Kawa's treatment of j.l.String and symbol? with uninterned symbols is entirely reasonable and is consistent with traditional Lisp usage. This sort of implementation is even described explicitly in the spec:


http://www.schemers.org/Documents/Standards/R5RS/HTML/r5rs-Z-H-9.html#%25_sec_6.3.3

So I don't thing any change is called for there.

I don't see any reason for Chris's change to DisplayFormat.writeObject. What if the parameter is a non-canonical boolean? We have to do something with them. "Coercing" them to boolean may not be 100% consistent, but you're not going to get 100% consistency if you use non-canonical booleans, and the existing behavior seems as good a choice as any.

But the point is if a non-canonical j.l.Boolean happens to arise, it shouldn't at the "last minute" be treated as canonical and be displayed as one. In other words, #f should only appear for an object that is 'eq? #f'.


And pragmatically, for the poor soul who encounters a non-canonical j.l.Boolean, they'll have a visible sign of the problem.

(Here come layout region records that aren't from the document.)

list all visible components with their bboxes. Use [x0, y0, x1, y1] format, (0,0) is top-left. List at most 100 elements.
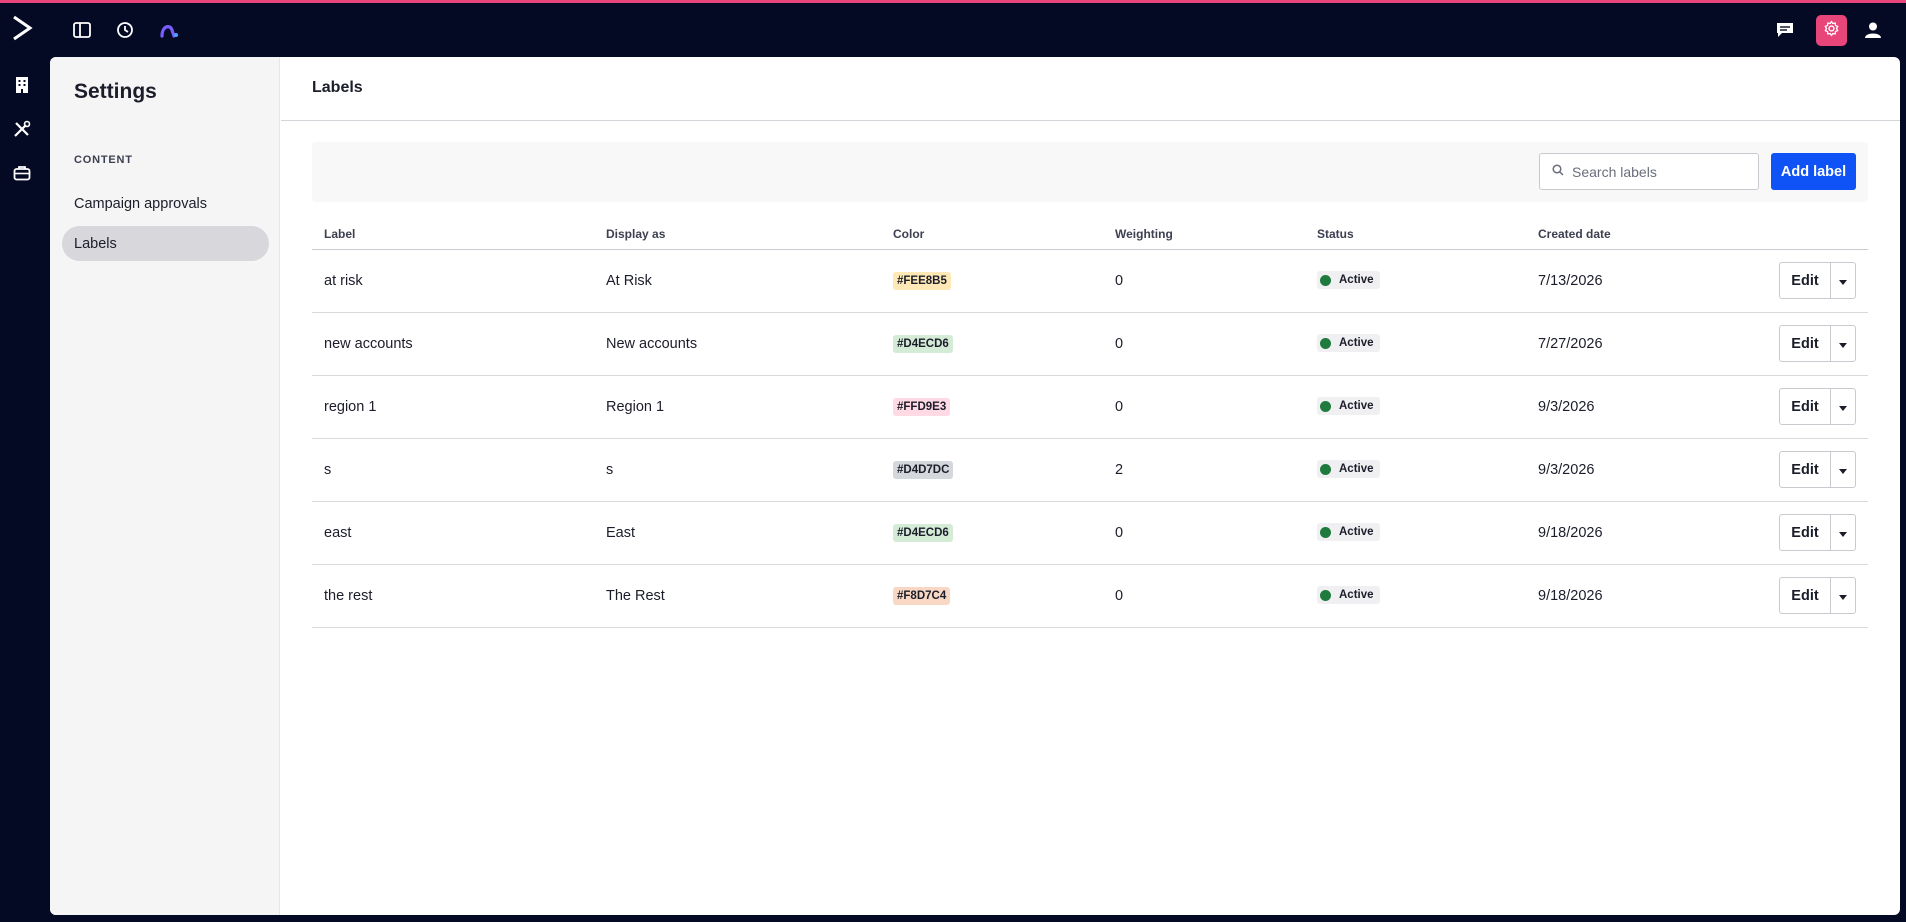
section-label-content: CONTENT: [74, 154, 133, 166]
color-swatch: #D4ECD6: [893, 523, 953, 542]
label-cell: east: [312, 501, 594, 565]
weighting-cell: 0: [1103, 249, 1305, 313]
more-actions-dropdown[interactable]: [1831, 263, 1855, 298]
edit-button[interactable]: Edit: [1780, 389, 1831, 424]
edit-split-button: Edit: [1779, 325, 1856, 362]
chevron-down-icon: [1839, 525, 1847, 541]
edit-button[interactable]: Edit: [1780, 326, 1831, 361]
status-badge: Active: [1317, 397, 1380, 416]
display-as-cell: The Rest: [594, 564, 881, 628]
actions-cell: Edit: [1748, 438, 1868, 502]
sidebar-item-label: Labels: [74, 235, 117, 252]
top-bar: [0, 3, 1906, 57]
color-cell: #F8D7C4: [881, 564, 1103, 628]
display-as-cell: New accounts: [594, 312, 881, 376]
sidebar-item-label: Campaign approvals: [74, 195, 207, 212]
edit-split-button: Edit: [1779, 514, 1856, 551]
color-cell: #FFD9E3: [881, 375, 1103, 439]
search-input[interactable]: [1572, 163, 1742, 180]
created-date-cell: 9/3/2026: [1526, 375, 1748, 439]
status-cell: Active: [1305, 564, 1526, 628]
content-header: Labels: [281, 57, 1900, 121]
created-date-cell: 9/3/2026: [1526, 438, 1748, 502]
search-icon: [1552, 163, 1564, 181]
search-box[interactable]: [1539, 153, 1759, 190]
edit-split-button: Edit: [1779, 388, 1856, 425]
color-cell: #D4D7DC: [881, 438, 1103, 502]
settings-button[interactable]: [1816, 15, 1847, 46]
edit-button[interactable]: Edit: [1780, 578, 1831, 613]
settings-sidebar: Settings CONTENT Campaign approvals Labe…: [50, 57, 280, 915]
status-badge: Active: [1317, 586, 1380, 605]
column-header-label[interactable]: Label: [312, 219, 594, 250]
table-row: east East #D4ECD6 0 Active 9/18/2026 Edit: [312, 501, 1868, 565]
color-cell: #FEE8B5: [881, 249, 1103, 313]
briefcase-icon[interactable]: [11, 162, 33, 184]
status-text: Active: [1339, 274, 1374, 287]
color-swatch: #FFD9E3: [893, 397, 951, 416]
status-text: Active: [1339, 526, 1374, 539]
status-dot-icon: [1320, 400, 1331, 412]
column-header-display-as[interactable]: Display as: [594, 219, 881, 250]
table-header-row: Label Display as Color Weighting Status …: [312, 219, 1868, 250]
column-header-actions: [1748, 219, 1868, 250]
panel-toggle-icon[interactable]: [71, 19, 93, 41]
sidebar-item-labels[interactable]: Labels: [62, 226, 269, 261]
weighting-cell: 0: [1103, 564, 1305, 628]
tools-icon[interactable]: [11, 118, 33, 140]
more-actions-dropdown[interactable]: [1831, 326, 1855, 361]
sidebar-title: Settings: [74, 80, 157, 103]
actions-cell: Edit: [1748, 501, 1868, 565]
weighting-cell: 0: [1103, 375, 1305, 439]
actions-cell: Edit: [1748, 312, 1868, 376]
label-cell: new accounts: [312, 312, 594, 376]
add-label-button[interactable]: Add label: [1771, 153, 1856, 190]
table-row: s s #D4D7DC 2 Active 9/3/2026 Edit: [312, 438, 1868, 502]
table-row: new accounts New accounts #D4ECD6 0 Active 7/…: [312, 312, 1868, 376]
status-text: Active: [1339, 337, 1374, 350]
edit-split-button: Edit: [1779, 262, 1856, 299]
edit-button[interactable]: Edit: [1780, 452, 1831, 487]
column-header-color[interactable]: Color: [881, 219, 1103, 250]
status-dot-icon: [1320, 337, 1331, 349]
gear-icon: [1823, 20, 1840, 42]
display-as-cell: East: [594, 501, 881, 565]
actions-cell: Edit: [1748, 564, 1868, 628]
display-as-cell: s: [594, 438, 881, 502]
more-actions-dropdown[interactable]: [1831, 452, 1855, 487]
table-row: region 1 Region 1 #FFD9E3 0 Active 9/3/2026 Ed…: [312, 375, 1868, 439]
created-date-cell: 7/27/2026: [1526, 312, 1748, 376]
status-text: Active: [1339, 400, 1374, 413]
status-cell: Active: [1305, 438, 1526, 502]
created-date-cell: 7/13/2026: [1526, 249, 1748, 313]
page-title: Labels: [312, 79, 363, 96]
status-cell: Active: [1305, 249, 1526, 313]
color-cell: #D4ECD6: [881, 501, 1103, 565]
sidebar-item-campaign-approvals[interactable]: Campaign approvals: [62, 186, 269, 221]
status-cell: Active: [1305, 375, 1526, 439]
status-badge: Active: [1317, 523, 1380, 542]
recent-history-icon[interactable]: [114, 19, 136, 41]
status-badge: Active: [1317, 460, 1380, 479]
logo-icon[interactable]: [10, 13, 36, 43]
edit-split-button: Edit: [1779, 577, 1856, 614]
status-badge: Active: [1317, 271, 1380, 290]
edit-button[interactable]: Edit: [1780, 263, 1831, 298]
more-actions-dropdown[interactable]: [1831, 389, 1855, 424]
label-cell: region 1: [312, 375, 594, 439]
user-icon[interactable]: [1862, 19, 1884, 41]
labels-content: Labels Add label Label Display as Color …: [281, 57, 1900, 915]
column-header-weighting[interactable]: Weighting: [1103, 219, 1305, 250]
status-cell: Active: [1305, 501, 1526, 565]
display-as-cell: At Risk: [594, 249, 881, 313]
edit-button[interactable]: Edit: [1780, 515, 1831, 550]
column-header-created-date[interactable]: Created date: [1526, 219, 1748, 250]
table-row: at risk At Risk #FEE8B5 0 Active 7/13/2026 Edi…: [312, 249, 1868, 313]
column-header-status[interactable]: Status: [1305, 219, 1526, 250]
brand-glyph-icon[interactable]: [159, 19, 181, 41]
more-actions-dropdown[interactable]: [1831, 578, 1855, 613]
color-swatch: #D4D7DC: [893, 460, 954, 479]
building-icon[interactable]: [11, 74, 33, 96]
more-actions-dropdown[interactable]: [1831, 515, 1855, 550]
chat-icon[interactable]: [1774, 19, 1796, 41]
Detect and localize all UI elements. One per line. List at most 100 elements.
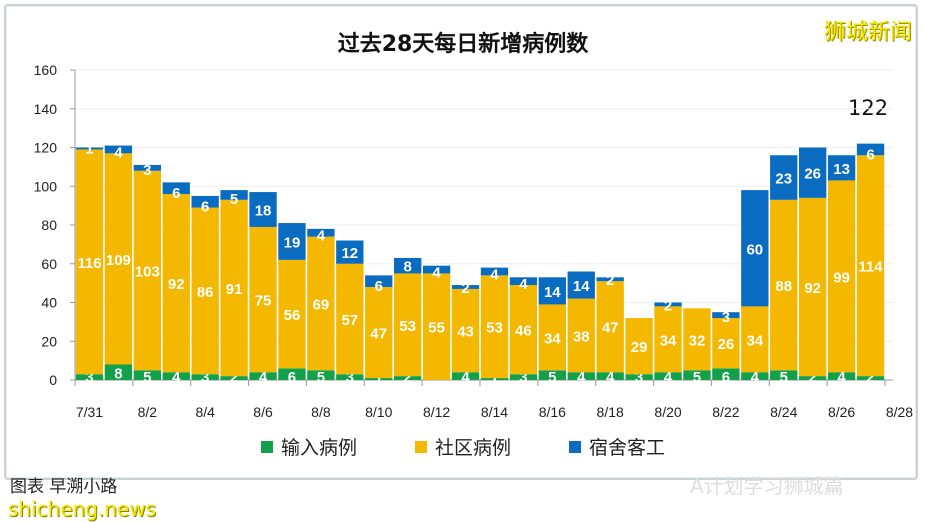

The change to boolean? is more plausible. The performance difference is minor, and given that in Scheme any value can be used as a boolean, it may be reasonable to defined boolean? as testing for "canonical boolean".

I believe that is a sufficient argument for the display change as well (#f and #t display iff boolean?).


I did a search for 'booleanValue', and it appears to me that Kawa is fairly consistent in its usage except for these two cases. Everywhere else the coercion to canonical boolean seems to only occur for primitive booleans. Nowhere else does it try to use booleanValue for non-canonical j.l.Boolean.

Things are a bit murkier with the newer XQuery stuff. It's BooleanValue stuff *does* appear to always handle j.l.Boolean by value. I'm not sure of the reason for that. I'm assuming it might be because you expect it to be used with external Java code somehow? I don't think that is a really good direction to go, as it doesn't seem to be good for Scheme or Java.